The Verdict: Two Excellent Choices

The truth is that both VOO and VTI are outstanding investment vehicles with nearly identical expense ratios, strong liquidity, and proven track records. Your choice ultimately depends on your investment philosophy:

  • Choose VOO if you want focused large-cap exposure and are comfortable supplementing with other funds for small/mid-cap exposure.
  • Choose VTI if you prefer the simplicity of total market coverage in a single fund and potentially higher returns during small-cap rallies.

For most long-term, passive investors, VTI offers the advantage of broader diversification without additional complexity or cost. However, VOO remains an excellent core holding that has slightly outperformed in recent years.
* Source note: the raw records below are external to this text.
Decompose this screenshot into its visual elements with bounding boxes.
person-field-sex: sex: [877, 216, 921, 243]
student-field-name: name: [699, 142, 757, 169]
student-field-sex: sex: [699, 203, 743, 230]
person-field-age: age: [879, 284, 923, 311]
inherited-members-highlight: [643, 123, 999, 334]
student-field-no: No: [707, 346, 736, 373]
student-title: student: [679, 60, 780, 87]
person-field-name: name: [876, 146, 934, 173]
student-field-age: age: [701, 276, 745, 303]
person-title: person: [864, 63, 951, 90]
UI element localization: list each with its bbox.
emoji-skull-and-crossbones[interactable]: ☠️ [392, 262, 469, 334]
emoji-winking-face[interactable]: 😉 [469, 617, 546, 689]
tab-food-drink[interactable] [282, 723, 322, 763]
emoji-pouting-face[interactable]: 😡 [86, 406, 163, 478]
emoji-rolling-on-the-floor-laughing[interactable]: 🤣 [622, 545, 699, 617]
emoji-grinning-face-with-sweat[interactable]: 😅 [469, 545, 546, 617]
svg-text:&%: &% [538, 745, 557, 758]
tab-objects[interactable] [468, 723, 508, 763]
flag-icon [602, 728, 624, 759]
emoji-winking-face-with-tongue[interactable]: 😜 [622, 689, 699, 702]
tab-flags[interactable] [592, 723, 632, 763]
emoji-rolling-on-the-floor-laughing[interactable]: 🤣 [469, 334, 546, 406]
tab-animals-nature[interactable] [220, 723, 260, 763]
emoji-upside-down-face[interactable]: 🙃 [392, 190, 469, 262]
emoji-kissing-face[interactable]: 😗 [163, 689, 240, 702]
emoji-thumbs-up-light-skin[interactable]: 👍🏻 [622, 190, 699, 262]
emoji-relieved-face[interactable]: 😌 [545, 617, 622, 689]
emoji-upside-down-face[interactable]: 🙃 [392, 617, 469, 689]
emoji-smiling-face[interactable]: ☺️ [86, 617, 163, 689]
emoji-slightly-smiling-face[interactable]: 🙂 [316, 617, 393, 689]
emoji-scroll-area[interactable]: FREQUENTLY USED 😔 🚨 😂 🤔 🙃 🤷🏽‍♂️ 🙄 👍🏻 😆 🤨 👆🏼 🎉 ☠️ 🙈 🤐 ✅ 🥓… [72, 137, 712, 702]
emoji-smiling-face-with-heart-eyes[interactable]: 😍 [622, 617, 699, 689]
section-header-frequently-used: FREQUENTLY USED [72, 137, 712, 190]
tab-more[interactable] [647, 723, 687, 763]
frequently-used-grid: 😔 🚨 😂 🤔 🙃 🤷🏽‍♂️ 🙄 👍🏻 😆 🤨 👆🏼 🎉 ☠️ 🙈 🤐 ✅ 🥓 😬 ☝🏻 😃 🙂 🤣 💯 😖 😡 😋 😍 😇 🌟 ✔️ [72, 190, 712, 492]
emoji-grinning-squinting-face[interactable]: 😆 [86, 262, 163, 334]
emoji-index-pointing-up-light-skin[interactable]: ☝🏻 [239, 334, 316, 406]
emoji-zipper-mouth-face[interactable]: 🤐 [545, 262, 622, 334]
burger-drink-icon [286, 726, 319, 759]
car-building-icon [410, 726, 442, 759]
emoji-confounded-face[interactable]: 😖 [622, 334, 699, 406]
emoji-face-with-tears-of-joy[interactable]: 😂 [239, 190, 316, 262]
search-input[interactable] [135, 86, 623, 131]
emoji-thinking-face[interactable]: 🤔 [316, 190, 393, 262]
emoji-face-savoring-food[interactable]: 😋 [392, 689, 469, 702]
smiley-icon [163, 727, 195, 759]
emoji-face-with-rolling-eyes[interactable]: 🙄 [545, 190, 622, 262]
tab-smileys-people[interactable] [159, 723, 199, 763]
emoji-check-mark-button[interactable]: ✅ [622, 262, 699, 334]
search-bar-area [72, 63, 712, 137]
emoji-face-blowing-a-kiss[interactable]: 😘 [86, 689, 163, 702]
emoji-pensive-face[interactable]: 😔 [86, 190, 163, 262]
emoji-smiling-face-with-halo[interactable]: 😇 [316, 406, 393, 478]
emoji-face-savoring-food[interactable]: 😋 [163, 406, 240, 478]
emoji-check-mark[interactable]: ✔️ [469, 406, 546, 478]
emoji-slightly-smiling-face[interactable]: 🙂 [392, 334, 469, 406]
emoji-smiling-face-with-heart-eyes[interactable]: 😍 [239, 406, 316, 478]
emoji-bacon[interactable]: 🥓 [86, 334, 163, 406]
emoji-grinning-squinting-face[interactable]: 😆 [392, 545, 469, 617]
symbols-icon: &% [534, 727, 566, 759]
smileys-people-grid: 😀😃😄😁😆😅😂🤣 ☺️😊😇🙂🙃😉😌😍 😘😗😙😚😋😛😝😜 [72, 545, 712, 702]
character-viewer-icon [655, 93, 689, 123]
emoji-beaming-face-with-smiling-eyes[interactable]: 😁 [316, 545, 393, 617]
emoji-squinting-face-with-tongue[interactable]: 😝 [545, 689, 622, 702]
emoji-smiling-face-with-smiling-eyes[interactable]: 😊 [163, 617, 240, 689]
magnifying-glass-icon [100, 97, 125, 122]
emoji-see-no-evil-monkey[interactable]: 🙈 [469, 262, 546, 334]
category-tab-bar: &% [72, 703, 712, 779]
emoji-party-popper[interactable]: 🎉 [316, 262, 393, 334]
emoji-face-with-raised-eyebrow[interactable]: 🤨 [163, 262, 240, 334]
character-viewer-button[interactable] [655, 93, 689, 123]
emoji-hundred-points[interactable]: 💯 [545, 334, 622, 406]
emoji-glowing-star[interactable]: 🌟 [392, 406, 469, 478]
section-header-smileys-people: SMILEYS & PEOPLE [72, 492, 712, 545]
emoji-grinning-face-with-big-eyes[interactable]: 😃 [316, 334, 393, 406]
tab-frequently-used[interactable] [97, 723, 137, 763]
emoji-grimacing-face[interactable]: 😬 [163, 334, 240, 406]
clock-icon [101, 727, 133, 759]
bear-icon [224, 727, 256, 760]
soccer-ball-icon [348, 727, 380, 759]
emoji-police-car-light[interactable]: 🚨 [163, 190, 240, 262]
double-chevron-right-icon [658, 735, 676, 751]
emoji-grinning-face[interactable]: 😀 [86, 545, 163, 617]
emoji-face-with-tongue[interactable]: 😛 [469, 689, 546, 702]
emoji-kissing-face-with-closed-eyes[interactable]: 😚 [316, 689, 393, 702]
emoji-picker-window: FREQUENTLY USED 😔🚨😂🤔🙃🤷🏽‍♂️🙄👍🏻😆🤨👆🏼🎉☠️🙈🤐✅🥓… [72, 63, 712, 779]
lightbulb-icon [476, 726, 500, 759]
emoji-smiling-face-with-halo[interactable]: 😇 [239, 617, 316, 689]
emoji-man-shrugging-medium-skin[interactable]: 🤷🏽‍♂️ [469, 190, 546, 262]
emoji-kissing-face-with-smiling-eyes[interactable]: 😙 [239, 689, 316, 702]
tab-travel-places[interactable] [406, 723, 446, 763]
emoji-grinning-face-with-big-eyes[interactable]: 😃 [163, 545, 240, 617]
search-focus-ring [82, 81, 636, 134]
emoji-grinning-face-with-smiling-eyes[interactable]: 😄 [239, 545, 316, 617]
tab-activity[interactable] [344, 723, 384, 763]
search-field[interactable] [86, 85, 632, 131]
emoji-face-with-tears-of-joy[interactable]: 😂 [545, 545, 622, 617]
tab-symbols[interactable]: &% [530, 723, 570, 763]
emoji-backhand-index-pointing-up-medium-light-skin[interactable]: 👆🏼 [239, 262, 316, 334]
Remember that your asset allocation—the balance between stocks, bonds, and other investments—will have a far greater impact on your portfolio’s performance than choosing between these two excellent ETFs. Whichever you select, stay consistent with your investment plan and maintain a long-term perspective.

Final Thoughts

The VOO vs. VTI debate highlights an important principle in index investing: simplicity often wins. While you could reconstruct VTI by combining VOO with small and mid-cap ETFs, why add complexity when VTI already provides total market exposure in a single fund?

For most investors building a long-term portfolio, either fund will serve you well. The decision comes down to whether you value the focused large-cap approach of VOO or the complete market coverage of VTI. Both represent the passive investing philosophy that has proven successful for millions of investors worldwide.

FAQ

What is VOO? +

VOO is the Vanguard S&P 500 ETF, a fund that tracks the S&P 500 index and provides exposure to 500 of the largest U.S. companies.

What is VTI? +

VTI is the Vanguard Total Stock Market ETF that tracks the CRSP US Total Market Index, providing exposure to the entire U.S. equity market with over 3,800 stocks.

Do VOO and VTI have the same expense ratio? +

Yes, both VOO and VTI have the same low expense ratio of 0.03%, making them equally cost-effective options.

Which performs better, VOO or VTI? +

Historically, VOO has slightly outperformed VTI (12.83% vs. 12.18% over 10 years) due to large-cap dominance in recent years. However, VTI may outperform during periods when small-cap stocks rally.

Is VOO or VTI better for long-term investing? +

Both are excellent for long-term investing. VOO may be better for investors seeking large-cap stability, while VTI offers broader market exposure that may perform better during certain market cycles.

How many stocks are in VOO vs. VTI? +

VOO holds approximately 500 stocks (the S&P 500 components), while VTI holds over 3,800 stocks covering the entire U.S. market including small, mid, and large-cap companies.

Are VOO and VTI tax-efficient? +

Yes, both funds are structured as ETFs and are highly tax-efficient with minimal capital gains distributions.

Which fund has higher dividend yields, VOO or VTI? +

VOO typically has a slightly higher dividend yield than VTI, but the difference is minimal (around 0.1-0.2 percentage points).

How correlated are VOO and VTI? +

VOO and VTI have a correlation of 0.99, indicating they move almost identically despite VTI's broader holdings.

Should I invest in both VOO and VTI? +

There's generally no need to invest in both, as they significantly overlap. VTI already contains all of VOO's holdings, plus additional small and mid-cap stocks.

Disclaimer: This article is for informational purposes only and does not constitute financial advice. Investing involves risks, including the possible loss of principal. Always conduct your own research before making investment decisions.